It has been a long time since I have posted anything here on my blog. It has been an interesting year: three felines have departed our household, and I have learned about something called the “Romance Scam.”
Last July, my oldest cat, Cara Mia, lost her two-year battle with breast cancer. Participation in a study with an experimental medicine extended her life in an almost miraculous way. Cara Mia was a beautiful calico with a loud and insistent voice. She was not thrilled with my administration of her medication, but she was—for the most part—happy with her circumstances. At the end, she began to have breathing difficulties and enlarged tumors on her belly, so I said goodbye.

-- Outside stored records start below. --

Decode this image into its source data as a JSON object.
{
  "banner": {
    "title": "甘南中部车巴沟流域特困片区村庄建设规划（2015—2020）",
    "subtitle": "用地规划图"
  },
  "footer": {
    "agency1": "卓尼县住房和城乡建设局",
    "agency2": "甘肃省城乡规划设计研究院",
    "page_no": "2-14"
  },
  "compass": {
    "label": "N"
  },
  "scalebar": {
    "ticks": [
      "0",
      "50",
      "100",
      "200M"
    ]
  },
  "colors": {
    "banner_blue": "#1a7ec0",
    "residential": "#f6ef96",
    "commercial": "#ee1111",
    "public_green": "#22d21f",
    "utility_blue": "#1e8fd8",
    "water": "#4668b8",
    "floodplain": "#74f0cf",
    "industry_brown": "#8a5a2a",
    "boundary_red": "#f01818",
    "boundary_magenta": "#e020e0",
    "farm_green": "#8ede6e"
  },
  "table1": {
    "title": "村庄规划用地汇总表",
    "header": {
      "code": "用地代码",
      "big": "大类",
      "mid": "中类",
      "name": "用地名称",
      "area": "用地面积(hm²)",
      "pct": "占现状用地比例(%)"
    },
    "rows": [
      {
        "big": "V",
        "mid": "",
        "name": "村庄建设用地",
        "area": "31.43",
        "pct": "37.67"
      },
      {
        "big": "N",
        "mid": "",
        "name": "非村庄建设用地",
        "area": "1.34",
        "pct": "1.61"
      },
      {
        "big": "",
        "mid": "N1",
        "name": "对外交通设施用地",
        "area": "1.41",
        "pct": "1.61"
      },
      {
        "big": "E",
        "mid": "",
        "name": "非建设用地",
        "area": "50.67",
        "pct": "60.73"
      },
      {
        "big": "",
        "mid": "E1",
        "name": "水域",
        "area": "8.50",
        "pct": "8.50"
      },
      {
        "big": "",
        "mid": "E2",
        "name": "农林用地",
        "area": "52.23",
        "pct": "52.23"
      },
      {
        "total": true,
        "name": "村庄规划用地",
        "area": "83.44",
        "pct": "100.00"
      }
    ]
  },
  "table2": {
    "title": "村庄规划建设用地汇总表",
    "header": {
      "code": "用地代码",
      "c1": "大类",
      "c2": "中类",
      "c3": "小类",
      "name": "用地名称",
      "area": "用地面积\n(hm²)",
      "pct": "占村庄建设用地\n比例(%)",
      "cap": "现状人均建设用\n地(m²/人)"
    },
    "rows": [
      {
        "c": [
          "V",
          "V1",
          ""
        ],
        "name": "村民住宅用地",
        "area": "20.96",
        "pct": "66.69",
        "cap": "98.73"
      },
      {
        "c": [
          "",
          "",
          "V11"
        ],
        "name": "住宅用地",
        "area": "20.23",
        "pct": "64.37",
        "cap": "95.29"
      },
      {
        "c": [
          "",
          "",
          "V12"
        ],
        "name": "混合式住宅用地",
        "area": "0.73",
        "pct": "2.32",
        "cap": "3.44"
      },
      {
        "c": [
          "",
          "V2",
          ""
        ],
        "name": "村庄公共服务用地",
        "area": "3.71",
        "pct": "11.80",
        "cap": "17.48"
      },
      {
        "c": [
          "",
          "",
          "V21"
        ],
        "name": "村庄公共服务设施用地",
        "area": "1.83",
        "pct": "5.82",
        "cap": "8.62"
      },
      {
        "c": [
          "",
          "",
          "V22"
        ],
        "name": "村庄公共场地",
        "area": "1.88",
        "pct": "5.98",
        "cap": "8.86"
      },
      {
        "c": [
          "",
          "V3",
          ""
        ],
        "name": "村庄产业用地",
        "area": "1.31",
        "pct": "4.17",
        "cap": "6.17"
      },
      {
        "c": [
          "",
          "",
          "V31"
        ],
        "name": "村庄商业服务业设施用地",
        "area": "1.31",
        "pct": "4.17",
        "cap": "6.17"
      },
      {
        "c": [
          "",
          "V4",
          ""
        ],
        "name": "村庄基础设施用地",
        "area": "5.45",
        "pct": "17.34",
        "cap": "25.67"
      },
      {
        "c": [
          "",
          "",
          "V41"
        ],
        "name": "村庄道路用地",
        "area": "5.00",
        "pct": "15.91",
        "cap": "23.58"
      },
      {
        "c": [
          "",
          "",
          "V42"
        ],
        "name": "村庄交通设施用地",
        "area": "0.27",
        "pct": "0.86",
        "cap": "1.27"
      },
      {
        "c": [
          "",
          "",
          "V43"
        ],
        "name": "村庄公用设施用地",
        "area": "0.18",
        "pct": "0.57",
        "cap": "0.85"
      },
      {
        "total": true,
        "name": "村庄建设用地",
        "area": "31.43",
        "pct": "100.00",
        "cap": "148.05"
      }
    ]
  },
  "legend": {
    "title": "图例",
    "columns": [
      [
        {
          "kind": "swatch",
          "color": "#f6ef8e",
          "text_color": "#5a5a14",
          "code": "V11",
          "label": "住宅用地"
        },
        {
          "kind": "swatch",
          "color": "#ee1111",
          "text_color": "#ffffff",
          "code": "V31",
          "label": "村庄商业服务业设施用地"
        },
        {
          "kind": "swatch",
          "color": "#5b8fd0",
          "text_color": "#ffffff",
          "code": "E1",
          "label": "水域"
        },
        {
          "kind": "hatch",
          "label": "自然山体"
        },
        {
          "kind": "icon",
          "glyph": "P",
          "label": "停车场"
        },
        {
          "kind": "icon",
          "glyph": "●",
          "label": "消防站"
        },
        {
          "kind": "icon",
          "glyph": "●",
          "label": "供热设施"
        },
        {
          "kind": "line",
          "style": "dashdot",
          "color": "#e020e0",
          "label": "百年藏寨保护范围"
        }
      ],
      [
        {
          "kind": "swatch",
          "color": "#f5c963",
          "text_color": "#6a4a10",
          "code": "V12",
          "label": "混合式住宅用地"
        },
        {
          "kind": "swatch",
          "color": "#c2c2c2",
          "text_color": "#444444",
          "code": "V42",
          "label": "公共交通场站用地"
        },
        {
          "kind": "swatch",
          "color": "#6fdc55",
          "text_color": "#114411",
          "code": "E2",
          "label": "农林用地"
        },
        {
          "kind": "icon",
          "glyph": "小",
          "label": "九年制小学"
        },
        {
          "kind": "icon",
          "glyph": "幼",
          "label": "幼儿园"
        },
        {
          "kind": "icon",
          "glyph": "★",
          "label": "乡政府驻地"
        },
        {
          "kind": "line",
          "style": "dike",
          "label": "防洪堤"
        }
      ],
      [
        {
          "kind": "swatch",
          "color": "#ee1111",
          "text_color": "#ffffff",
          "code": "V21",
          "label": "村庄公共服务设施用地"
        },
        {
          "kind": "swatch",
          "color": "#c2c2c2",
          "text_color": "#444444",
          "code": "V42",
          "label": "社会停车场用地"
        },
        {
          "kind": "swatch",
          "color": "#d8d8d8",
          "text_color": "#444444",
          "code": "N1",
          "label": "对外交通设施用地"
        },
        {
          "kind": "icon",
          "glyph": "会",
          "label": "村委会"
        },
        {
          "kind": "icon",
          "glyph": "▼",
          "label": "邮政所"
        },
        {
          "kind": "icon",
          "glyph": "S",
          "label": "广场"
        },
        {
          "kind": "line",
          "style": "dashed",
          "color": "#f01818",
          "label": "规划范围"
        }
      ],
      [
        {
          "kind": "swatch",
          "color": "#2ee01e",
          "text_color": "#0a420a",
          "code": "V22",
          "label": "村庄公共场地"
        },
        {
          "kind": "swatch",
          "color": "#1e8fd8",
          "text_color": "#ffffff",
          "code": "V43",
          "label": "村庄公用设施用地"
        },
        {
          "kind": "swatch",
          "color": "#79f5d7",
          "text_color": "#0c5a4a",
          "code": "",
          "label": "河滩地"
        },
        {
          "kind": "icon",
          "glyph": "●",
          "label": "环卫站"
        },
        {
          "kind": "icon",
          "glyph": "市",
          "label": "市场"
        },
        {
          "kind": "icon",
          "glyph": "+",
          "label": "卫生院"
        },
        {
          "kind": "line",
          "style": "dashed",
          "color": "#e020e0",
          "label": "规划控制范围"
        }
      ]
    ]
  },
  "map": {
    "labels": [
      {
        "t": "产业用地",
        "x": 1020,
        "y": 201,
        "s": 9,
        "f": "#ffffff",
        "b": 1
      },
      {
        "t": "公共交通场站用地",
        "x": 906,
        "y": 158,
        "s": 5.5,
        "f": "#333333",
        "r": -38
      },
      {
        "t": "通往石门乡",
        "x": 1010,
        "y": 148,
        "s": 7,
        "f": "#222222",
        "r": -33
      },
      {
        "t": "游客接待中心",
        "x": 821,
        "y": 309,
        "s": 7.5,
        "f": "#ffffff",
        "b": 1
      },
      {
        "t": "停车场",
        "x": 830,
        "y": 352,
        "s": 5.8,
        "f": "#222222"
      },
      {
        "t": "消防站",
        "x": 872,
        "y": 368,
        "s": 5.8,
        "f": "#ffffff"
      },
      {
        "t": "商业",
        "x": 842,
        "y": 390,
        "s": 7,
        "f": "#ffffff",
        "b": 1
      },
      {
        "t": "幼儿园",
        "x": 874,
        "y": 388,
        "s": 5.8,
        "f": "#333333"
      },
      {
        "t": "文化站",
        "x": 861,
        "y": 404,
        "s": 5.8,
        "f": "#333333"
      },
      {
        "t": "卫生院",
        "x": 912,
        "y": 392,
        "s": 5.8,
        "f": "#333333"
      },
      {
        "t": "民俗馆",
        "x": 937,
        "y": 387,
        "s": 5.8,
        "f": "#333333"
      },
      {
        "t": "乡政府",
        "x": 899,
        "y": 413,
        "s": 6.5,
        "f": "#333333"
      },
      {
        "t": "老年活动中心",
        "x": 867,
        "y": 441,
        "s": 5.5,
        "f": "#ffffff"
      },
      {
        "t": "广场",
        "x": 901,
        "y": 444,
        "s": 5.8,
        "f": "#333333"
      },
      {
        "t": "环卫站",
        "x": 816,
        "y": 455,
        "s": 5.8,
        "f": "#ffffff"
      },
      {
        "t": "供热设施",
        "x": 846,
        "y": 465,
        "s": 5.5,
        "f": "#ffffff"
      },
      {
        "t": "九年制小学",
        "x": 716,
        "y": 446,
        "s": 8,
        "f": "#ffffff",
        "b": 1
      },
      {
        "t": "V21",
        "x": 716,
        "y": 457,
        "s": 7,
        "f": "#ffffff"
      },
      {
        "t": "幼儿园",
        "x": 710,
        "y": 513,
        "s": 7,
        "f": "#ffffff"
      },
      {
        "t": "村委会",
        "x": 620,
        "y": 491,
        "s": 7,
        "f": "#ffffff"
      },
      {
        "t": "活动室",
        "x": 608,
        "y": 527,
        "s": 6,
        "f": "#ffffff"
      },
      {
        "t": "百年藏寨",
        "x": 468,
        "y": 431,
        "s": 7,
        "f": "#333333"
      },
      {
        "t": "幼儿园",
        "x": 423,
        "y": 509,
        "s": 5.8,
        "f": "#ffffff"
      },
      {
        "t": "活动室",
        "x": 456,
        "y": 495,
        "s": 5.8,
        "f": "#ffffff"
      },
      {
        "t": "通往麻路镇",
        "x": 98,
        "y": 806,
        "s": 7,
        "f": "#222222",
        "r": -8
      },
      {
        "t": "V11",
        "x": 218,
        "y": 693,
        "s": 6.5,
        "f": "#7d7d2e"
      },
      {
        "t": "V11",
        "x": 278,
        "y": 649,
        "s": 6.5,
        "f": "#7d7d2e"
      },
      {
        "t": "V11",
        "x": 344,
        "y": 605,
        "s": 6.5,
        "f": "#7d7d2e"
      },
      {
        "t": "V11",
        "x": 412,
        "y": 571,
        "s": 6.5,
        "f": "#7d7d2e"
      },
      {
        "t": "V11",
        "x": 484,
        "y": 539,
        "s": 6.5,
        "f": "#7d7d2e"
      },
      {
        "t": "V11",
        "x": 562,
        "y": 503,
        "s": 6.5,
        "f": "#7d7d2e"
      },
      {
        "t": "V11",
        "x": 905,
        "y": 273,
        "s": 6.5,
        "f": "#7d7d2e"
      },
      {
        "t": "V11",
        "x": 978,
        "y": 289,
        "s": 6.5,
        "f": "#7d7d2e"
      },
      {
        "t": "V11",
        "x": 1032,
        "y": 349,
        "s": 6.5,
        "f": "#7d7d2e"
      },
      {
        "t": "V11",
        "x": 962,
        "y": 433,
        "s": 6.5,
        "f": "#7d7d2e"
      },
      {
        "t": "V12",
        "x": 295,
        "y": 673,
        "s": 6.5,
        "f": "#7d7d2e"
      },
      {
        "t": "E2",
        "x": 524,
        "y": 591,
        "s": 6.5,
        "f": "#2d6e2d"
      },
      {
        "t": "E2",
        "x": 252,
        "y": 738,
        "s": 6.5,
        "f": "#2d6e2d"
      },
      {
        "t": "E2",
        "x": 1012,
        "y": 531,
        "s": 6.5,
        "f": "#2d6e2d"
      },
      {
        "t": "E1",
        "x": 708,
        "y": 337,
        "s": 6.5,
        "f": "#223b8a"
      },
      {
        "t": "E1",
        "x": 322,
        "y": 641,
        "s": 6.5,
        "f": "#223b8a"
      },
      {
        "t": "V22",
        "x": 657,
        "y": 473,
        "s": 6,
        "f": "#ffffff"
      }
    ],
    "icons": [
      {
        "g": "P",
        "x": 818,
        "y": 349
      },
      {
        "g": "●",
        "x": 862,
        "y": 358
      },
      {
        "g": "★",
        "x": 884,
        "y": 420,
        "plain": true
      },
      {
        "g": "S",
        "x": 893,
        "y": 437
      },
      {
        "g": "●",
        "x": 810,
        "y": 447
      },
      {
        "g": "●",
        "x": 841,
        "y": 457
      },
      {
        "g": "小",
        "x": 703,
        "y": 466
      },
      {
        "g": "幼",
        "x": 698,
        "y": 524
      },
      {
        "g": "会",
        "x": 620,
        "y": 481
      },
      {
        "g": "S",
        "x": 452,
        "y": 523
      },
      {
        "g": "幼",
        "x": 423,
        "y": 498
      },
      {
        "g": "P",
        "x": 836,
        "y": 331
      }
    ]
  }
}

Later in the year I noticed that Gobblin’ Goopuss had lost some weight and his appetite. Melissa took him to the vet, who did bloodwork. I was anticipating that with his thyroid under better control, the tests would reveal some underlying kidney disease. When I took him back in for the test results, I got a very unpleasant surprise: markers in his blood indicated the presence of cancer, probably lymphoma. I reluctantly bid farewell to a second cat on December 2018.
My mom’s male kitty, Charlie, was the family favorite. When Jim and I brought him home for Mom back in 2003, Charlie—then about a year old—quickly charmed his way into our hearts. He had the most distinctive set of facial expressions I had ever seen on a cat. He developed a habit of coming out to Mom’s kitchen at dinner time and meowing to be allowed downstairs to visit my cats. Until a year ago, he would return home at bedtime.
Charlie had a number of health problems. He had idiopathic cystitis, an irregular heartbeat (which changed from test to test), and abnormal kidneys. He also had a nasty tendency to barber his belly. A tiny daily dose of generic Prozac took care of the barbering. He also got compounded budesonide and azithromycin cream daily. For a long time he did well on this regimen.
In his old age, Charlie was not fond of change. When Melissa and her cat, Choco Latte, moved in a year ago, he was not happy, and his idiopathic cystitis got worse. Mom and I decided that he would be allowed to go wherever he wanted to go in the house. He spent more and more time downstairs with me and my kitties.
Charlie was still doing quite well in January 2019, when he saw his veterinary internist, Dr. E. In the next month, however, he lost nearly one pound as his appetite lessened. On February 28, I took Charlie and Mitchner to the local vet. Both of them had blood tests. Charlie’s revealed that his kidney values were very elevated. Since I could not get him to eat anything by then, the family decided it was time to say goodbye. Charlie crossed the Rainbow Bridge on March 3.
In October I was contacted on Twitter by someone who wanted to chat with me. The chat moved to Google Hangouts—which I had never heard of before—and my “chat buddy” quickly professed his love for me. It was not long before I discovered that the name and location he gave me were not genuine. The pictures of himself he shared with me belonged to someone else. His name, age, and location changed over time. Worst of all, he had the chutzpah to request money for various purposes.
I would like to warn anyone who reads my blog to be careful with online contacts. Not everyone is who he or she claims to be. Both men and women can be targeted by romance scammers. Here are several websites that provide information on romance scams and what to do about them.
- Wikipedia article on “Romance Scam”
- The Federal Trade Commission
- Cybercrime Support Network
- The FBI news report on romance scams
Many of these scams originate in other countries. Nigeria, for instance, is famous for a variety of types of online scams. It is a good idea to do a background check on anyone you meet online, whether it is on a dating site or other social media site. The requests for money began to make me fearful of reprisals when I refused to comply, especially since I had no idea where this person was, so I made a report to my local police. They were able to assure me that I was likely in no danger. I am certainly glad that I took these steps to discover the truth and protect myself!
As you can see, it has been an interesting year for me. It is my hope that the coming year will be personally and professionally fulfilling, but not quite so “exciting.”